A voice called out, ‘Mary? it’s only me, nurse Sandra. Sorry I’m late. It’s terrible weather out and Mr Lambrook fell this morning! Such a fuss! Are you okay?’
‘Hello, I’m fine thanks,’ Mary answered.
Sandra appeared in the doorway, rain dripping off the hem of her health visitor’s blue and white dress. Her dyed bright red hair was tied back into a bun and her face was blotchy red with cold and rushing about.
‘How about I make us a cup of tea and some soup?’ Sandra asked.
‘That would be lovely.’
Watching the lunchtime news they ate and drink, making light comments on the daily events. Then Sandra ran some health checks on ninety-three year old Mary, asked some basic questions and made a few notes.
Waiting for Mary to come back from the bathroom, Sandra noticed the new Christmas card and realised she had received the same one yesterday. Getting up, she left her notebook on the chair and went to the windowsill. Picking up the card, she opened it and saw it was blank.
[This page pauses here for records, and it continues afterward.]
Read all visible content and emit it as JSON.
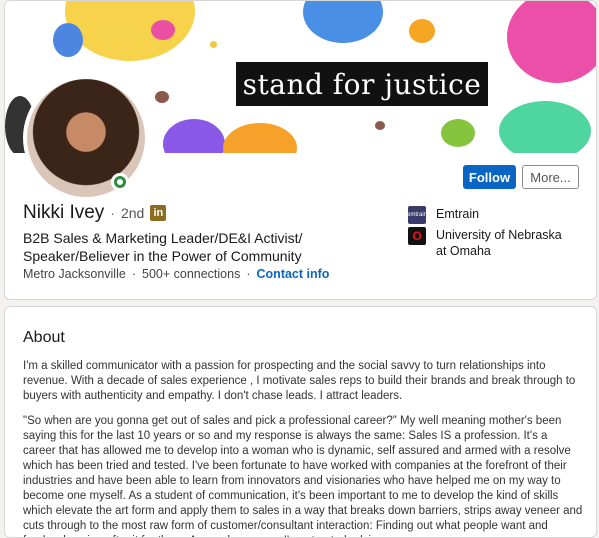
{
  "banner": {
    "text": "stand for justice"
  },
  "profile": {
    "name": "Nikki Ivey",
    "separator": "·",
    "degree": "2nd",
    "headline": "B2B Sales & Marketing Leader/DE&I Activist/ Speaker/Believer in the Power of Community",
    "location": "Metro Jacksonville",
    "connections": "500+ connections",
    "contact": "Contact info"
  },
  "actions": {
    "follow": "Follow",
    "more": "More..."
  },
  "orgs": [
    {
      "name": "Emtrain",
      "logo_text": "emtrain",
      "logo_color": "#3b3b6b"
    },
    {
      "name": "University of Nebraska at Omaha",
      "logo_text": "O",
      "logo_color": "#111111"
    }
  ],
  "about": {
    "title": "About",
    "paragraphs": [
      "I'm a skilled communicator with a passion for prospecting and the social savvy to turn relationships into revenue. With a decade of sales experience , I motivate sales reps to build their brands and break through to buyers with authenticity and empathy. I don't chase leads. I attract leaders.",
      "\"So when are you gonna get out of sales and pick a professional career?\" My well meaning mother's been saying this for the last 10 years or so and my response is always the same: Sales IS a profession. It's a career that has allowed me to develop into a woman who is dynamic, self assured and armed with a resolve which has been tried and tested. I've been fortunate to have worked with companies at the forefront of their industries and have been able to learn from innovators and visionaries who have helped me on my way to become one myself. As a student of communication, it's been important to me to develop the kind of skills which elevate the art form and apply them to sales in a way that breaks down barriers, strips away veneer and cuts through to the most raw form of customer/consultant interaction: Finding out what people want and fearlessly going after it for them. As a salesperson, I'm a trusted adviser, an"
    ]
  },
  "colors": {
    "accent": "#0a66c2",
    "online": "#2e8b3f",
    "linkedin_badge": "#8c6d1f"
  }
}
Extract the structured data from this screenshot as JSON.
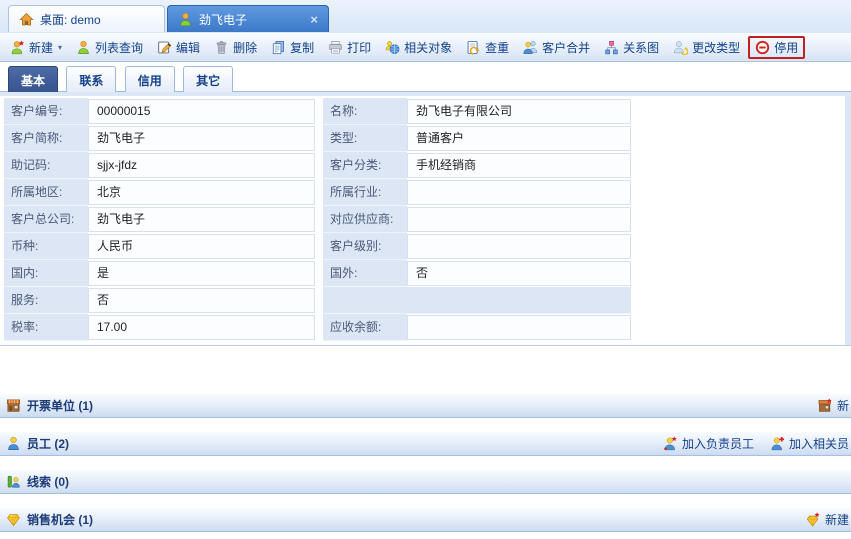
{
  "window_tabs": {
    "desktop_tab": "桌面: demo",
    "active_tab": "劲飞电子",
    "close_glyph": "×"
  },
  "toolbar": {
    "dropdown_glyph": "▾",
    "new": "新建",
    "list_query": "列表查询",
    "edit": "编辑",
    "delete": "删除",
    "copy": "复制",
    "print": "打印",
    "related_objects": "相关对象",
    "check_duplicate": "查重",
    "merge_customers": "客户合并",
    "relationship_graph": "关系图",
    "change_type": "更改类型",
    "disable": "停用"
  },
  "detail_tabs": {
    "basic": "基本",
    "contact": "联系",
    "credit": "信用",
    "other": "其它"
  },
  "form": {
    "rows": [
      {
        "ll": "客户编号:",
        "lv": "00000015",
        "rl": "名称:",
        "rv": "劲飞电子有限公司"
      },
      {
        "ll": "客户简称:",
        "lv": "劲飞电子",
        "rl": "类型:",
        "rv": "普通客户"
      },
      {
        "ll": "助记码:",
        "lv": "sjjx-jfdz",
        "rl": "客户分类:",
        "rv": "手机经销商"
      },
      {
        "ll": "所属地区:",
        "lv": "北京",
        "rl": "所属行业:",
        "rv": ""
      },
      {
        "ll": "客户总公司:",
        "lv": "劲飞电子",
        "rl": "对应供应商:",
        "rv": ""
      },
      {
        "ll": "币种:",
        "lv": "人民币",
        "rl": "客户级别:",
        "rv": ""
      },
      {
        "ll": "国内:",
        "lv": "是",
        "rl": "国外:",
        "rv": "否"
      },
      {
        "ll": "服务:",
        "lv": "否",
        "rl": "",
        "rv": ""
      },
      {
        "ll": "税率:",
        "lv": "17.00",
        "rl": "应收余额:",
        "rv": ""
      }
    ]
  },
  "sections": [
    {
      "title": "开票单位 (1)",
      "actions": [
        "新"
      ]
    },
    {
      "title": "员工 (2)",
      "actions": [
        "加入负责员工",
        "加入相关员"
      ]
    },
    {
      "title": "线索 (0)",
      "actions": []
    },
    {
      "title": "销售机会 (1)",
      "actions": [
        "新建"
      ]
    }
  ],
  "colors": {
    "active_tab": "#3c79c8",
    "subtab_active": "#35528d",
    "highlight_border": "#c41f1f",
    "label_bg": "#dce6f4",
    "section_title_text": "#1e3c78",
    "toolbar_text": "#15428b"
  }
}
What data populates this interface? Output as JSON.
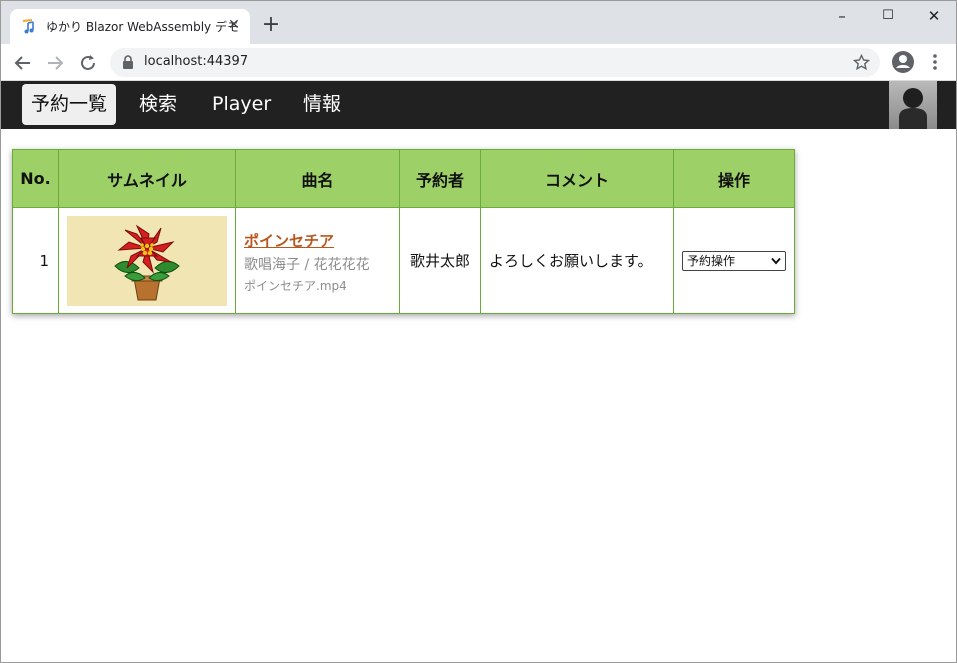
{
  "browser": {
    "tab_title": "ゆかり Blazor WebAssembly デモ",
    "tab_close": "✕",
    "new_tab": "+",
    "url": "localhost:44397",
    "window_minimize": "–",
    "window_maximize": "☐",
    "window_close": "✕"
  },
  "nav": {
    "items": [
      {
        "label": "予約一覧",
        "active": true
      },
      {
        "label": "検索",
        "active": false
      },
      {
        "label": "Player",
        "active": false
      },
      {
        "label": "情報",
        "active": false
      }
    ]
  },
  "table": {
    "headers": [
      "No.",
      "サムネイル",
      "曲名",
      "予約者",
      "コメント",
      "操作"
    ],
    "rows": [
      {
        "no": "1",
        "song_title": "ポインセチア",
        "artist": "歌唱海子 / 花花花花",
        "file": "ポインセチア.mp4",
        "user": "歌井太郎",
        "comment": "よろしくお願いします。",
        "operation": "予約操作"
      }
    ]
  },
  "colors": {
    "header_bg": "#9dd167",
    "border": "#6aab3a",
    "song_link": "#b8561d",
    "nav_bg": "#212121"
  },
  "icons": [
    "music-note-icon",
    "close-icon",
    "plus-icon",
    "back-arrow-icon",
    "forward-arrow-icon",
    "reload-icon",
    "lock-icon",
    "star-icon",
    "profile-icon",
    "menu-dots-icon",
    "chevron-down-icon",
    "user-avatar-icon",
    "poinsettia-thumbnail"
  ]
}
Placing it back, Sandra looked in the other cards and found that all ten were blank. A few had come from charity letters, one from a high street shop valuing a loyal customer, another a craft magazine sample and two others from packs of cards that donated money to charity when brought.
Sandra felt a wave a sadness. Had no one sent Mary a real Christmas card this year and when was the last time anyone had?
Hearing the toilet flush, Sandra returned to the other armchair and took up her notebook once again. She wanted to write her finding down and suggested Mary was lonely. Sandra knew not much would come of that though, other then another push to get Mary to move into a care home. Mary had repeatedly refused, she wanted to die in the house she had been born in, like her mother before her.
‘Did you manage okay?’ Sandra asked as Mary shuffled into the room.
‘Yes,’ Mary answered though she seem out of breath.
‘Right. I’ve just a few more things and then I have to go.’
They finished up, said their goodbyes and Sandra went out to her little blue car. Sitting there, Sandra looked at the closing door of Mary’s house and wished she could do something to help the old woman.
Well…maybe there was….
The next day, the postman dropped more letters through Mary’s door. Mary hobbled from the kitchen were she had been cleaning up milk she had spilt. Collecting the letters, she went back into the kitchen where it was warmer and opened the envelopes.
There was a Christmas card and inside was writing.
Mary read the words, tears coming to her eyes. Sandra had sent her a card.
Abandoning the other letters, Mary took the card and moving the blank charity one, placed Sandra’s next to the flashing tree.
All day, Mary’s eyes kept going to the Christmas card and she found herself constantly smiling.